Opportunity Jesus Chapter 14: Righteousness
Next week, we will look at “Instruction” – what life is like when lived according to the Kingdom of God (Sermon on the Mount). But before we get there, Jesus reveals what it takes to ENTER the Kingdom of God. This passage, known as the Beatitudes, reveals that entering the kingdom is not about “working hard to show Jesus how much we have changed”, but about trusting that you are “made righteous by Jesus and open up yourself to His work in you.” (p. 90).
The Beatitudes reveal the means to a fully satisfied life – both initially in entering the Kingdom of God and ongoing in living according to the Kingdom of God. From Opportunity Jesus (p. 91):
Jesus loves word pictures and parables. And the Beatitudes, while having individual meaning of utmost importance, also combine to describe something bigger. Collectively, they just might be a picture of salvation. The Beatitudes come first before Jesus speaks on righteous living. The Beatitudes can be looked at as a first step. They, combined together, describe the kind of person who, under the power of the Holy Spirit, can live the way the rest of the sermon describes.
Note this simple progression in the Beatitudes.
Poor in spirit: This could represent a person spiritually bankrupt before God. The place where you look at your life, and God’s holiness, and see there is a sin problem in you.
Mourn: This could represent sorrow for sin and repentance of it. The place where you acknowledge you’re a sinner, you’re sick of it, and you want help. So you turn from your sins in repentance, new life is granted, and you are changed.
Meek: This could represent waiting before God for His mercy. You lift up your hand to entrust your life to Jesus in meekness and wait for His merciful touch.

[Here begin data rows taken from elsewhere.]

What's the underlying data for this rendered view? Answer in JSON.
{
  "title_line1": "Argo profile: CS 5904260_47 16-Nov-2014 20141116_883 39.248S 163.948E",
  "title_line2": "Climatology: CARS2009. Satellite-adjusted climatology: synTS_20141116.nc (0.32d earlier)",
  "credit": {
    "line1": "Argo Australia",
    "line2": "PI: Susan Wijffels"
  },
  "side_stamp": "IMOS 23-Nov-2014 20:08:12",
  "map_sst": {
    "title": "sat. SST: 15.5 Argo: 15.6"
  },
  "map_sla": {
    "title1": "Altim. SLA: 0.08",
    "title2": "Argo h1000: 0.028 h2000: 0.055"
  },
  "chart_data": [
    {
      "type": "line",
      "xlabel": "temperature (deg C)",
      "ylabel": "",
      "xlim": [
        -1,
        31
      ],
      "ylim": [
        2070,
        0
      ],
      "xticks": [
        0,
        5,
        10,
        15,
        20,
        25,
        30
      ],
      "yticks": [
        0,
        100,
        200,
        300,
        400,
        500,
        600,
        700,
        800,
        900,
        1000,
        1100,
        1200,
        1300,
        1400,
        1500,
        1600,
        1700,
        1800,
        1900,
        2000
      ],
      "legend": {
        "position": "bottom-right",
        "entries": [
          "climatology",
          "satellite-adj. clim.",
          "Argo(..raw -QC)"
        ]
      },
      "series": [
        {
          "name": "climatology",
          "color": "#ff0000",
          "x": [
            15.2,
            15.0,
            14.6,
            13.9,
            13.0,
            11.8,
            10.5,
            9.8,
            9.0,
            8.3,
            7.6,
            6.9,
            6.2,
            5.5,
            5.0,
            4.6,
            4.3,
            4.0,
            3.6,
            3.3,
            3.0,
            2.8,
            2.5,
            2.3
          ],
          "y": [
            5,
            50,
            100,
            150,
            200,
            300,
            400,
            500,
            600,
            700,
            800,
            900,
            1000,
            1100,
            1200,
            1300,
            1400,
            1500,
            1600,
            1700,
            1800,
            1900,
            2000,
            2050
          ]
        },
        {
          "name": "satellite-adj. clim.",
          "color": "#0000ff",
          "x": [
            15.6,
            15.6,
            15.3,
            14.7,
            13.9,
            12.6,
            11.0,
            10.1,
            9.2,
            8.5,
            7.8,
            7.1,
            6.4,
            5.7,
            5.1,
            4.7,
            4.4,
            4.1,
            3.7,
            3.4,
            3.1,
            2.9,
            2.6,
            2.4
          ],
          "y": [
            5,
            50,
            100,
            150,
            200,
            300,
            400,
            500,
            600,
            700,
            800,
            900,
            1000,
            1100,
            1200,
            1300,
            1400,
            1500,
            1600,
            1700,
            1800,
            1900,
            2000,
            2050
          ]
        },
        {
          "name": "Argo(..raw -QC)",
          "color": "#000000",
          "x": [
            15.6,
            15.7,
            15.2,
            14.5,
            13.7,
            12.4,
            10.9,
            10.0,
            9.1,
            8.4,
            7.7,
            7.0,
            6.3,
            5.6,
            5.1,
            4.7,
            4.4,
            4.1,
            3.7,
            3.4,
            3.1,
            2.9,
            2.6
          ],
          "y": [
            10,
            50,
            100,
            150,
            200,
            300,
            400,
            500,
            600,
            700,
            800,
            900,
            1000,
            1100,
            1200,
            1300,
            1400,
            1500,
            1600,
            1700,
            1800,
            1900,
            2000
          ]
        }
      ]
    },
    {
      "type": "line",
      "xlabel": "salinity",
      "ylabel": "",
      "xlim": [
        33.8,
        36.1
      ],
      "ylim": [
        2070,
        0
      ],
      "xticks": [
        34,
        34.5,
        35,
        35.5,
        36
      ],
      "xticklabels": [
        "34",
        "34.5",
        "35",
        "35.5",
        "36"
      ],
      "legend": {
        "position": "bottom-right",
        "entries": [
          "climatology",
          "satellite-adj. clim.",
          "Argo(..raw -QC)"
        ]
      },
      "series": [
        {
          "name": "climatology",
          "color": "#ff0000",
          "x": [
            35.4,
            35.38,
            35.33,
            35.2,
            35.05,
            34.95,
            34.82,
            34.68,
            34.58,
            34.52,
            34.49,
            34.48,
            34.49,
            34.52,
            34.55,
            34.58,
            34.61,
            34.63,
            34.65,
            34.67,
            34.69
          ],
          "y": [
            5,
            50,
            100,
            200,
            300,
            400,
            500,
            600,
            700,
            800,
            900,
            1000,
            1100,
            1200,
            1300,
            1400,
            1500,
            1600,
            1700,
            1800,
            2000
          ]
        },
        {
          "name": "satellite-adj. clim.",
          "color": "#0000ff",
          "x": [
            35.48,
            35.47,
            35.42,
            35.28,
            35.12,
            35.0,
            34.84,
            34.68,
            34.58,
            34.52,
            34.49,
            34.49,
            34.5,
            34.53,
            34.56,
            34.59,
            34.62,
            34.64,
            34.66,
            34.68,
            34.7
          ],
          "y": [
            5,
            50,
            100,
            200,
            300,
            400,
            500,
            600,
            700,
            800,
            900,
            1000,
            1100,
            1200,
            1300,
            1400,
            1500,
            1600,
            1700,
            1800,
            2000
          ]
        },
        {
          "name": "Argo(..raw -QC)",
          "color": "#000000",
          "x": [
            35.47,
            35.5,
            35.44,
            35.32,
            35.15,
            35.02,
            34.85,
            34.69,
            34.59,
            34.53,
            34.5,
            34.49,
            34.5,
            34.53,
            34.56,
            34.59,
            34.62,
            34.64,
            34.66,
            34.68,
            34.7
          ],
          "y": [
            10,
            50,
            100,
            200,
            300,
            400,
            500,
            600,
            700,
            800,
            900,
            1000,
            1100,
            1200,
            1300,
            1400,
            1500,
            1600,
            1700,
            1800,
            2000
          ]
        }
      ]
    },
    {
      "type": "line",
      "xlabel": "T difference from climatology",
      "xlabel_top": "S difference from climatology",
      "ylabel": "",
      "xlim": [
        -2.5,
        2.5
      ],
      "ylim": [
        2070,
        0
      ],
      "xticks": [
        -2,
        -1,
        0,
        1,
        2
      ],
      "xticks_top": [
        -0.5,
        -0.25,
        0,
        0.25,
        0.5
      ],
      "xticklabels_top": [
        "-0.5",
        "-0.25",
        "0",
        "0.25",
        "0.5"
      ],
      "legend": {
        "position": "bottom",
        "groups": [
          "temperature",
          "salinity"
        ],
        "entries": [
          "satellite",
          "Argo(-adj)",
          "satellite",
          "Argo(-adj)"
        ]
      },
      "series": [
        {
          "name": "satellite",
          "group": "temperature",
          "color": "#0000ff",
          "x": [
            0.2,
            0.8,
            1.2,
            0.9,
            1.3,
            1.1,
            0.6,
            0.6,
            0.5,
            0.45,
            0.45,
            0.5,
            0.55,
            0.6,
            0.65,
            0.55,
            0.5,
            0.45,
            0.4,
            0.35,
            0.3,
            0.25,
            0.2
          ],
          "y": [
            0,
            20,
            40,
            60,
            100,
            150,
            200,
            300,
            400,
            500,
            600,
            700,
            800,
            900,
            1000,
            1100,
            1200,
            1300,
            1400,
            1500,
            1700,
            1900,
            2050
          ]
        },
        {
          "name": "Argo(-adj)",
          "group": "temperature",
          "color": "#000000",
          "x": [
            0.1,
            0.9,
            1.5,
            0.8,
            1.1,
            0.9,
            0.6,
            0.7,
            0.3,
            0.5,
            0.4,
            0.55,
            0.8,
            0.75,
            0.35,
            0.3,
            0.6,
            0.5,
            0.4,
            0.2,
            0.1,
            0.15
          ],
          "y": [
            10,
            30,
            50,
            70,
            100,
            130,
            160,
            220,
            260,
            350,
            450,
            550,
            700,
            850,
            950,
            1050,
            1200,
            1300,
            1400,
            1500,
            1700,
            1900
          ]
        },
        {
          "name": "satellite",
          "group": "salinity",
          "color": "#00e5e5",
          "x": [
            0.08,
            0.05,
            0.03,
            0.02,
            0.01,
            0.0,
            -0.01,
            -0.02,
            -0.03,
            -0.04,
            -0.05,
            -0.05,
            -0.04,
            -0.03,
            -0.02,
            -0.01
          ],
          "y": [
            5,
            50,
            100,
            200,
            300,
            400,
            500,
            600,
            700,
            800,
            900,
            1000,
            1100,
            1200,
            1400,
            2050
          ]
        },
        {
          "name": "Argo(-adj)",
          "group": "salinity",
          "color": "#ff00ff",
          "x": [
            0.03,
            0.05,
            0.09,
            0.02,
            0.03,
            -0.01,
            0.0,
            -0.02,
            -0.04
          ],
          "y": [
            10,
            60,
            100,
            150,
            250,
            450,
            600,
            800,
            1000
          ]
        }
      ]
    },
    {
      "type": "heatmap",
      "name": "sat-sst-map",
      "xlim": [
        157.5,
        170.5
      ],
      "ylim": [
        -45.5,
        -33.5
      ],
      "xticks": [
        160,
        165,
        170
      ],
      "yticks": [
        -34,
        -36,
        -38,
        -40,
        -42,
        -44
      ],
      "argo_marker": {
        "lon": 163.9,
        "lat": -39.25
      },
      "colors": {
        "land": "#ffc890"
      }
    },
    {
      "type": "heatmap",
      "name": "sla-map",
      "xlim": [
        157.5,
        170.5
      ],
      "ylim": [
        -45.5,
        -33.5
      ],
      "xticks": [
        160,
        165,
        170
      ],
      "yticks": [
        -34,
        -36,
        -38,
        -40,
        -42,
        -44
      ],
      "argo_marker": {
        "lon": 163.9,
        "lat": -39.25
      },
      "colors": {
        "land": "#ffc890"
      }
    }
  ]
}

Hunger and thirst: This could represent asking for Jesus’s righteousness. To be made right. To be justified. To have Jesus’s righteousness imputed on us.
Merciful: This could represent your new role in this world as a compassion giver and circumstance changer because you have had it done unto you.
Pure in heart: This could represent the blessed result! We are made pure; we are saved.
Peacemaker: This could represent trying to bring others to Christ so that they can make peace with God and be saved.
Persecuted: This could represent what happens when we undergo this kind of transformation Jesus describes in the whole sermon.
It is through this cycle that we ENTER the Kingdom of God, GROW in the Kingdom of God and DISPLAY the beauty of the Kingdom of God to a watching world. May we point our community Jesus – not through acting like we have it all together, but through the humility that comes through knowing we don’t.
“Thousands of people are turned off to Jesus because Christians tend to act as if we have it all together once we have received Christ. (And we do have it all together positionally, but not practically!) So, we put on the perfect face also known as hypocrisy, and the world sees through that and calls us all a bunch of phonies. The truth is, we should be the most humble people in the world, for we are the one group in the world that admits before God that we don’t have it all together, don’t have the answers, and need a Savior. Being poor in spirit means we retain that humility.”